Шарлотта Бронте - Заклятие (сборник)
«Боже! – воскликнул он с нескрываемым восхищением в голосе и во взгляде. – Какое прекрасное, какое верное существо! Лучше бы ей никогда не видеть Заморну. По закону природы она должна была сделаться его рабой. Да благословит ее небо!»
Глава 3
Примерно в миле от Ардсли стоит большая усадьба под названием Ардсли-Холл, в прежние времена хорошо известная охотникам на тетеревов. Многие из них, припозднившись ненастным октябрьским или ноябрьским вечером в Олимпианских холмах, находили приют под ее кровом, и как же приветливо горели окна Ардсли-Холла на краю безрадостных пустошей!
Некогда это был прекрасно обставленный помещичий дом. Война превратила его в разграбленные руины.
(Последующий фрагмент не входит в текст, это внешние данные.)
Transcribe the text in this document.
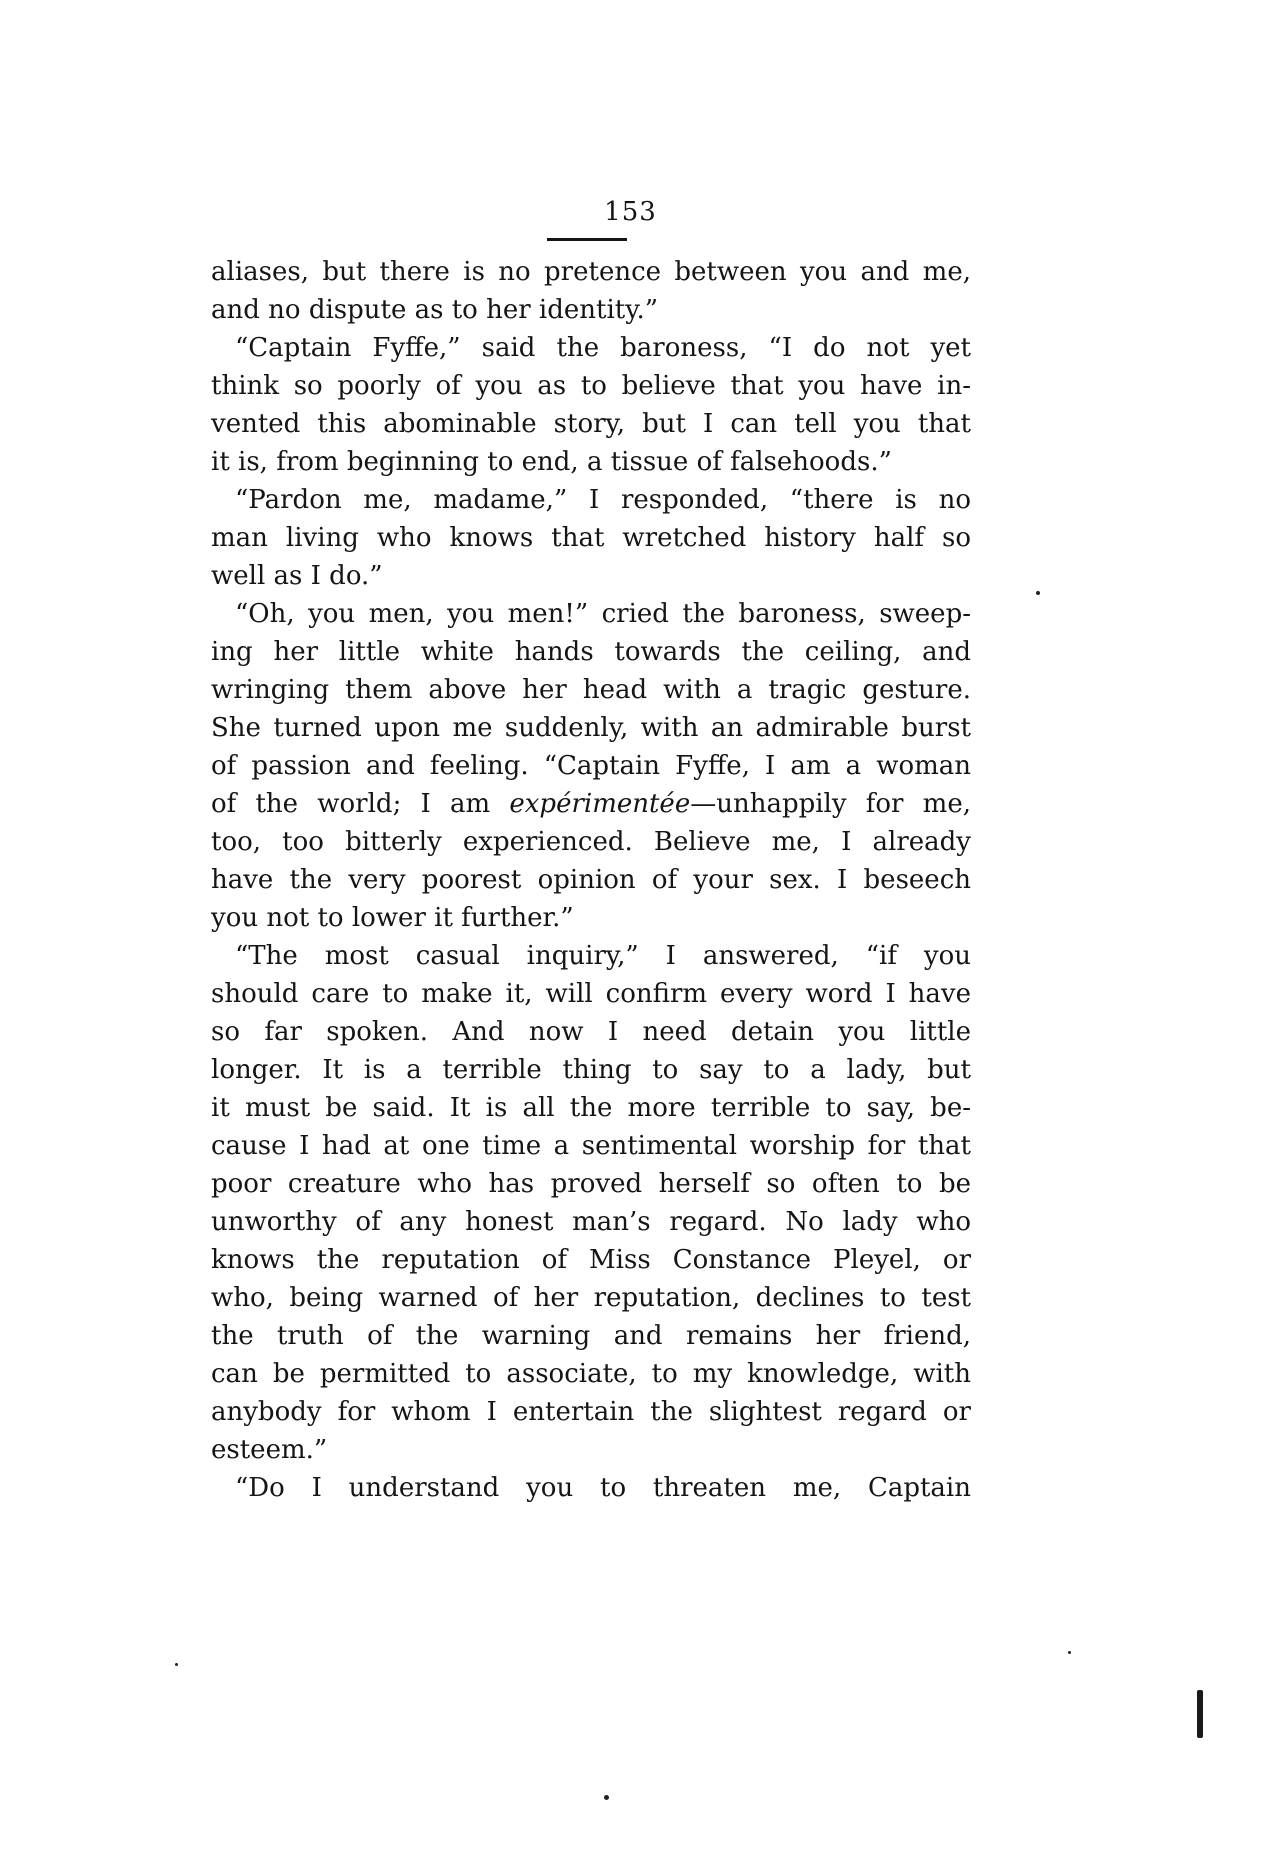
153
aliases, but there is no pretence between you and me,
and no dispute as to her identity.”
“Captain Fyffe,” said the baroness, “I do not yet
think so poorly of you as to believe that you have in-
vented this abominable story, but I can tell you that
it is, from beginning to end, a tissue of falsehoods.”
“Pardon me, madame,” I responded, “there is no
man living who knows that wretched history half so
well as I do.”
“Oh, you men, you men!” cried the baroness, sweep-
ing her little white hands towards the ceiling, and
wringing them above her head with a tragic gesture.
She turned upon me suddenly, with an admirable burst
of passion and feeling. “Captain Fyffe, I am a woman
of the world; I am expérimentée—unhappily for me,
too, too bitterly experienced. Believe me, I already
have the very poorest opinion of your sex. I beseech
you not to lower it further.”
“The most casual inquiry,” I answered, “if you
should care to make it, will confirm every word I have
so far spoken. And now I need detain you little
longer. It is a terrible thing to say to a lady, but
it must be said. It is all the more terrible to say, be-
cause I had at one time a sentimental worship for that
poor creature who has proved herself so often to be
unworthy of any honest man’s regard. No lady who
knows the reputation of Miss Constance Pleyel, or
who, being warned of her reputation, declines to test
the truth of the warning and remains her friend,
can be permitted to associate, to my knowledge, with
anybody for whom I entertain the slightest regard or
esteem.”
“Do I understand you to threaten me, Captain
Давай присмотримся к нему повнимательнее. В ночь, о которой рассказывалось в нашей последней главе, три офицера, не найдя приличного ночлега в переполненных тавернах Ардсли, решили реквизировать заброшенный дом и по-братски разделить между собой пустующие комнаты. Они прихватили слуг, нагрузив их дровами и провиантом. Вскоре в столовой, сохранившейся чуть лучше других комнат, уже пылал камин, а на широкой доске, подпертой кольями и заменявшей стол, ждали бутылки с вином и холодное мясо.
Выпроводив слуг и запершись на ржавые щеколды, трое вельмож (а все они были вельможи) собрались в непривычном тепле и уюте у жаркого очага.
Взгляни на них, читатель. Разве ты не узнаешь лица и фигуры в тусклых отсветах пламени? Обрати внимание на самого высокого, чьи пышные белокурые волосы, сейчас всклокоченные и спутанные, ты в иных обстоятельствах видел завитыми тщательно, как у дамы. Этот preux[97] шевалье часто попадался тебе на глаза – один из первых франтов столичного двора.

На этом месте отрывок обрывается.